Outro erro bastante comum consiste em distanciar socialismo e nazismo. Mais uma vez, trata-se de erro que persiste até os dias de hoje; vemos aí, como exemplo, o so-called Livro Negro do Capistalismo, que nos faz o favor de confessar sua burrice ao creditar todas as mortes das duas guerras mundiais ao capitalismo. Basta recorrer à opinião dos próprios socialistas (ou coletivistas, ou comunistas, ou nazistas...): à época da primeira grande guerra, não eram poucos os teóricos socialistas que entendiam o conflito como um confronto entre a Alemanha coletivista e a Inglaterra individualista. Se é assim, as mortes são responsabilidade de um lado tanto quanto são do outro. Ninguém menos que Hitler, num discurso de 1941, afirmou que nazismo e comunismo são "essencialmente a mesma coisa". Outra evidência disso é o fato de que muitos fascistas eram ex-socialistas, incluindo o próprio Mussolini:
Everyone who has watched the growth of these movements in Italy or in Germany has been struck by the number of leading men, from Mussolini downward (and not excluding Laval and Quisling), who began as socialists and ended as Fascists or Nazis. And what is true of the leaders is even more true of the rank and file of the movement. The relative ease with each a young communist could be converted into a Nazi or vice versa was generally known in Germany, best of all to the propagandists of the two parties.
Há fortes motivos para acreditar que o pacto Germano-Soviético de 1939, que todo professorzinho de História adora creditar exclusivamente à conveniência das circunstâncias, reflete um entendimento bastante aprofundado entre os dois lados. A verdade é que nazismo e comunismo são manifestações de um mesmo ideário coletivista, que confia no solapamento das liberdades individuais e na concentração de poder para atingir seus fins, que são, independentemente de quem as lidera, autoritários e deficientes de qualquer norte moral inteligível à civilização que convencionamos chamar ocidental.

Também seria o caso de acabar com o mito de que o liberalismo defenderia um Estado inoperante.
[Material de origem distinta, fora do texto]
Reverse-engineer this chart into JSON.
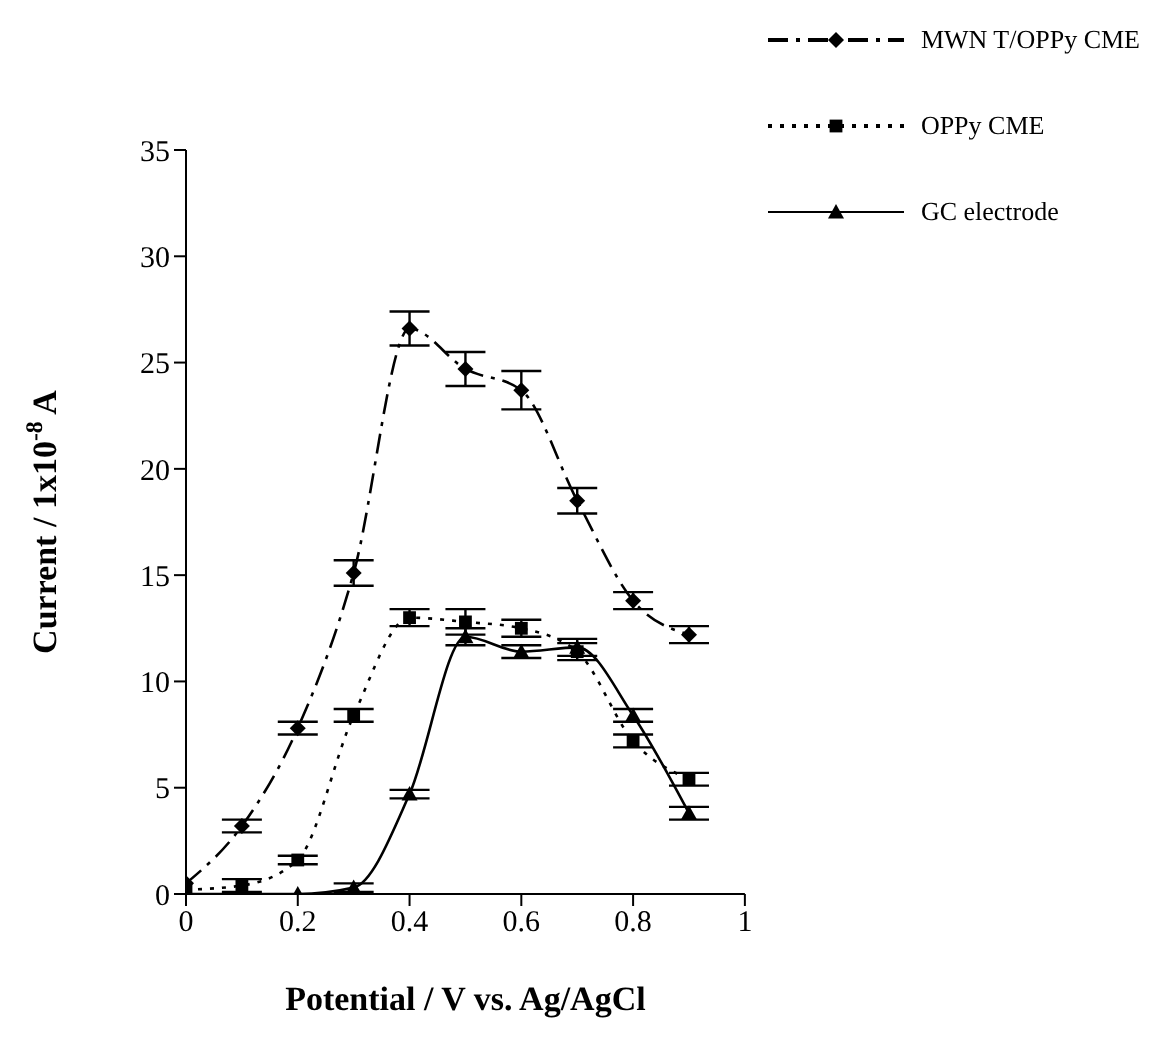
{
  "chart_data": {
    "type": "line",
    "xlabel": "Potential / V vs. Ag/AgCl",
    "ylabel": "Current / 1x10$^{-8}$ A",
    "x": [
      0,
      0.1,
      0.2,
      0.3,
      0.4,
      0.5,
      0.6,
      0.7,
      0.8,
      0.9
    ],
    "series": [
      {
        "name": "MWN T/OPPy CME",
        "color": "#000000",
        "marker": "diamond",
        "line_style": "dashed",
        "values": [
          0.5,
          3.2,
          7.8,
          15.1,
          26.6,
          24.7,
          23.7,
          18.5,
          13.8,
          12.2
        ],
        "errors": [
          null,
          0.3,
          0.3,
          0.6,
          0.8,
          0.8,
          0.9,
          0.6,
          0.4,
          0.4
        ]
      },
      {
        "name": "OPPy CME",
        "color": "#000000",
        "marker": "square",
        "line_style": "dotted",
        "values": [
          0.2,
          0.4,
          1.6,
          8.4,
          13.0,
          12.8,
          12.5,
          11.4,
          7.2,
          5.4
        ],
        "errors": [
          null,
          0.3,
          0.2,
          0.3,
          0.4,
          0.6,
          0.4,
          0.4,
          0.3,
          0.3
        ]
      },
      {
        "name": "GC electrode",
        "color": "#000000",
        "marker": "triangle",
        "line_style": "solid",
        "values": [
          0,
          0,
          0,
          0.3,
          4.7,
          12.1,
          11.4,
          11.6,
          8.4,
          3.8
        ],
        "errors": [
          null,
          null,
          null,
          0.2,
          0.2,
          0.4,
          0.3,
          0.4,
          0.3,
          0.3
        ]
      }
    ],
    "xlim": [
      0,
      1
    ],
    "xticks": [
      0,
      0.2,
      0.4,
      0.6,
      0.8,
      1
    ],
    "ylim": [
      0,
      35
    ],
    "yticks": [
      0,
      5,
      10,
      15,
      20,
      25,
      30,
      35
    ],
    "grid": false,
    "legend": "top right"
  }
}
Essa idéia é tão arraigada que Meira Penna sentiu a necessidade de nos advertir que o termo socioliberalismo não passa de uma tautologia: a intervenção estatal, desde que controlada de maneira a não invadir a soberania individual, é, sim, prevista e recomendada pelo liberalismo. Naturalmente, Hayek fala disso também. The Road to Serfdom é um dos poucos livros que mereceriam o título de leitura obrigatória em qualquer país. É o tipo de livro que evita toda uma biblioteca de erros.